The Harvard-Syracuse report doesn’t focus on the health benefits of curbing carbon pollution itself, though those effects, too, will be considerable. (We’re all safer and healthier with fewer storms like Hurricane Sandy and fewer life-threatening heat waves.) Rather, the report examines how limiting carbon pollution from existing power plants can lead to reductions in dangerous “co-pollutants” that pour out of power-plant smoke stacks along with carbon dioxide. These include sulfur dioxide, nitrogen oxides, particulate matter, and mercury.
These power-plant pollutants substantially increase risks of heart attacks, asthma attacks, and life-threatening respiratory illnesses like emphysema. They also bump up our lung cancer risk. Mercury, when ingested by pregnant women, nursing mothers and kids, decreases children’s IQs and can lead to other neurological impairments that compromise their ability to function well in today’s society. Mercury also increases adults’ risk of heart disease.
This particular study focuses on the pollution reductions achievable by standards of various levels of ambition. It finds that a flexible, energy-efficiency-based plan, like the one NRDC developed in 2012 and updated this spring, will each year prevent more than 500,000 tons of power-plant co-pollutants from pouring out into our skies. (The Harvard-Syracuse project plans further reports this summer on their estimates of the number of lives to be saved and illnesses to be avoided.)
Based on the “moderate, full efficiency” scenario in our 2014 analysis, NRDC estimates that such standards will prevent somewhere between 900 and 2,300 premature deaths each year and avert more than 15,000 asthma attacks annually. They’ll avoid more than 800 emergency room visits and hospital admissions each year.

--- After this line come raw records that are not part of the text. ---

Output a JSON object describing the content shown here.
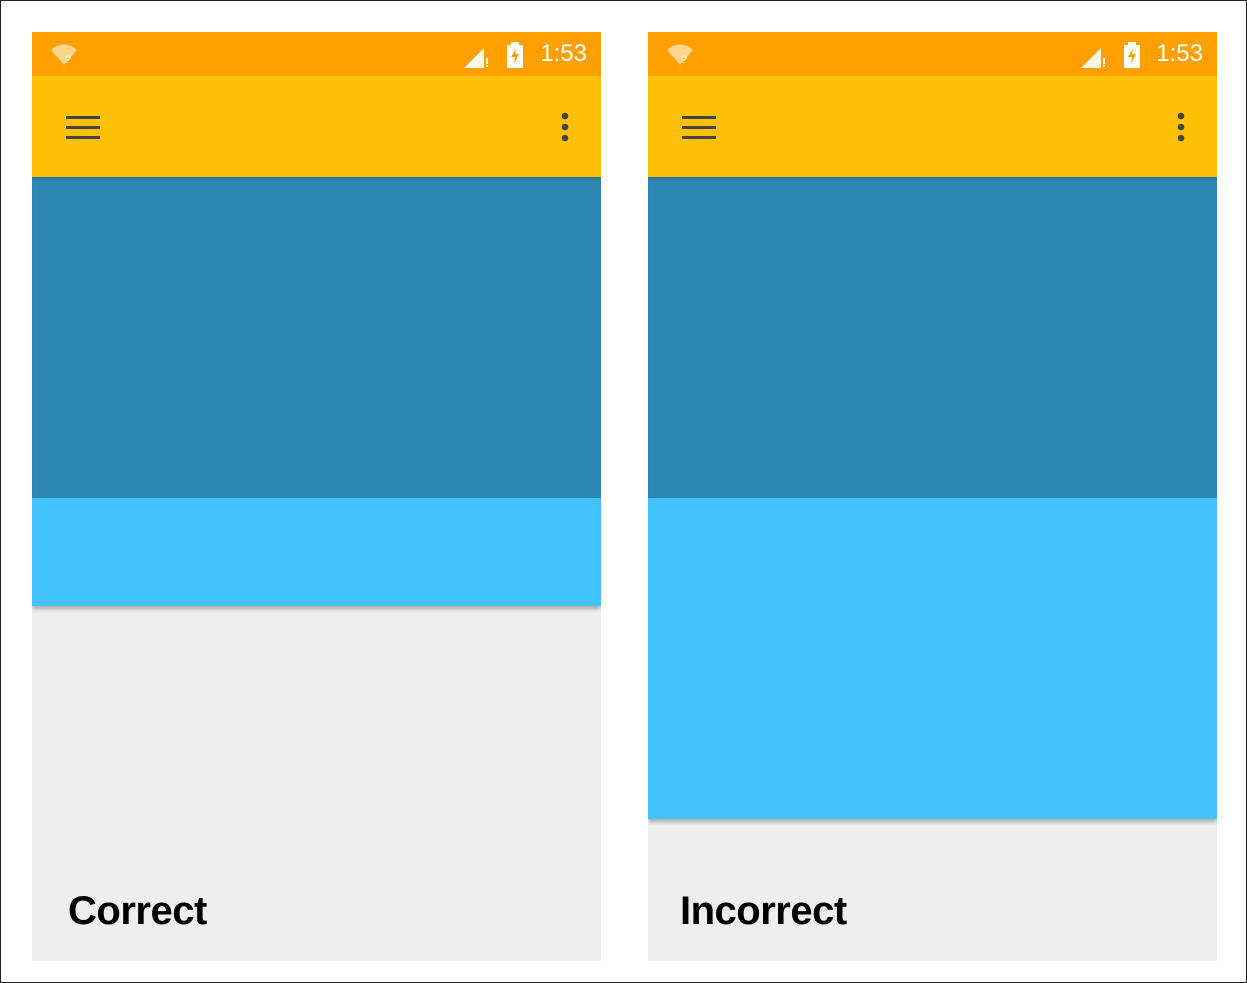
{
  "colors": {
    "status_bar": "#ffa000",
    "toolbar": "#ffc107",
    "content_dark": "#2e86b2",
    "content_light": "#42c3fd",
    "background": "#eeeeee"
  },
  "icons": {
    "wifi": "wifi-icon",
    "signal": "signal-icon",
    "battery": "battery-charging-icon",
    "menu": "hamburger-menu-icon",
    "overflow": "overflow-menu-icon"
  },
  "panels": [
    {
      "status_time": "1:53",
      "caption": "Correct"
    },
    {
      "status_time": "1:53",
      "caption": "Incorrect"
    }
  ]
}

Residents of states suffering from some of the worst power-plant pollution stand to benefit the most. Their political leaders, many of whom like to rail against the EPA, should stop and take note of what power plant standards will mean for their constituents’ health.
The maps from the Harvard/Syracuse study (above, below and in the study itself), serve as an important guide to co-pollutant reductions. Check out what your community has to gain.

When the fossil-fuel interests opposing carbon standards talk about a “war on coal,” they neglect to mention the war coal-fired power plants have been waging on our health. Their pollution claims the lives of thousands of Americans each year. It sends little kids and seniors to emergency rooms gasping for breath, and middle-aged guys like me to the ER clutching our chests.
Luckily for all of us, carbon pollution standards that emphasize energy efficiency and clean energy resources can protect us not just from global warming but also from the other dangers that coal-fired power plants bring.